The investigation was the result of complaints made in late January and early February by former village board member Shane Spoo and Darien Police Chief Steve DeVoy, according to court documents obtained by the Gazette.
According to court documents:
-- Spoo told detectives Metzner "bragged" to Spoo about interviewing a juvenile suspect in a burglary case and getting her to confess to a crime.
-- Spoo told detectives Spoo's hairstylist said she'd heard Metzner refer to himself as the village police chief.
-- DeVoy told detectives Metzner wears polo shirts with embroidered badges and the words "Village President Robert Metzner." Metzner also has a black satin jacket that says "Village of Darien Police", DeVoy told deputies.
Detectives took the shirts and jacket, according to the search warrant return.
-- A village store clerk told detectives Metzner "flashed" his wallet at her as if it were a police badge when she questioned his authority over the police department.
In a June 30 memo to District Attorney Phil Koss, Donohoo listed several reasons for not issuing charges against Metzner.
Metzner might have "acted inappropriately" when he led people to believe he was the village of Darien police chief, Donohoo wrote.
But she did not think he committed a crime.
"The better remedy to address Metzner's behavior has already occurred at the voting booths in the village of Darien's most recent elections," Donohoo wrote.

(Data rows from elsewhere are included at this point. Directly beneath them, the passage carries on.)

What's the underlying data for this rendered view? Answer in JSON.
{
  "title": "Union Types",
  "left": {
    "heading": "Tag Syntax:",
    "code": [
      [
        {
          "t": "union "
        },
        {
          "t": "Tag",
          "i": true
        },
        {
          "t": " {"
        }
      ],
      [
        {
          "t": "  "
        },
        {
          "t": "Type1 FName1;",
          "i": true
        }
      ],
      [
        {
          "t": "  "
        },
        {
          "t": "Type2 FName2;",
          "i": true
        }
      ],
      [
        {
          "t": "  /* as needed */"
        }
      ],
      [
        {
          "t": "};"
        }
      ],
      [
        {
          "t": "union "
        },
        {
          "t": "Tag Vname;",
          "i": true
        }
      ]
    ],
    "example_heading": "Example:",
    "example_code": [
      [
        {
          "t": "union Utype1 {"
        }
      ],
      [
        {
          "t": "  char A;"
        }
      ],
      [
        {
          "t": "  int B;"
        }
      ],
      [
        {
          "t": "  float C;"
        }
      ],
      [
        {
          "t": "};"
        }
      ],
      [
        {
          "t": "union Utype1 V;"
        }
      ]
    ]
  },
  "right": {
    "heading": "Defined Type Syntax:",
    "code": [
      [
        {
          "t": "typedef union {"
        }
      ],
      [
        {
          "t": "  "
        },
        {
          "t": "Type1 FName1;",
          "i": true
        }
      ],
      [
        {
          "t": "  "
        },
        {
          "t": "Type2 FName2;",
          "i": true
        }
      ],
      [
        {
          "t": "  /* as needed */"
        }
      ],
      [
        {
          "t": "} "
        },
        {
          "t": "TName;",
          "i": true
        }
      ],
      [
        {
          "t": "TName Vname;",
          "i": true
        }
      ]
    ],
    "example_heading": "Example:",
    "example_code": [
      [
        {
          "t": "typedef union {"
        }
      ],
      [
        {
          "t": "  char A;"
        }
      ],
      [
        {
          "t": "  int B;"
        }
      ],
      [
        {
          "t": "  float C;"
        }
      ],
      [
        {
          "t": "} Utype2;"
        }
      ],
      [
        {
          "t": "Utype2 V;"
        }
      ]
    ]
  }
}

In addition, Metzner was accused of impersonating a "peace officer," Dohonoo wrote. A village official is a peace officer, according to state statutes, so he can't be accused of impersonating one.
It could be considered that a village president can act as a peace officer only in an emergency, Donohoo added. In that case, Metzner could be accused of committing identity theft by claiming to be the police chief, she wrote.
But Donohoo did not think Metzner was trying to impersonate DeVoy.
Calling himself the police chief would fall under the definition of "personal identifying information" in the statute. But Donohoo didn't think the district attorney's office could prove that Metzner was trying to get money, credit or anything else of value when he did so, she wrote.
"It appears from these police reports that Metzner was merely engaging in self-aggrandizing behavior in order to impress the women at the (hair) salon," Donohoo wrote.
Metzner wasn't aware of Donohoo's decision until the Gazette called.
"Huh. I'll be getting my shirts back," was the first thing Metzner said.
Metzner disagreed with the accusation that he acted inappropriately. He does not regret wearing the shirts or the jacket, he said.
The charges were unfounded and an attempt by DeVoy to divert attention from DeVoy's own legal quagmire, Metzner said.
"I never, ever claimed to be the chief of police here," Metzner said. "It was just absolutely asinine."
In an e-mail to the Gazette, DeVoy said his biggest concern was and is that Metzner violated the juvenile's rights. DeVoy said that in November he wrote a letter requesting to meet with the village board and village attorney to voice his concerns about Metzner's behavior in this and other situations.
DeVoy was suspended before he could do so, he wrote.
DeVoy has been suspended with pay since December.
The village board in March voted to fire DeVoy for reasons including insubordination, surveilling the police department without authorization and having an inappropriate relationship with a subordinate.
A hearing is scheduled for Monday, July 20, on the issue.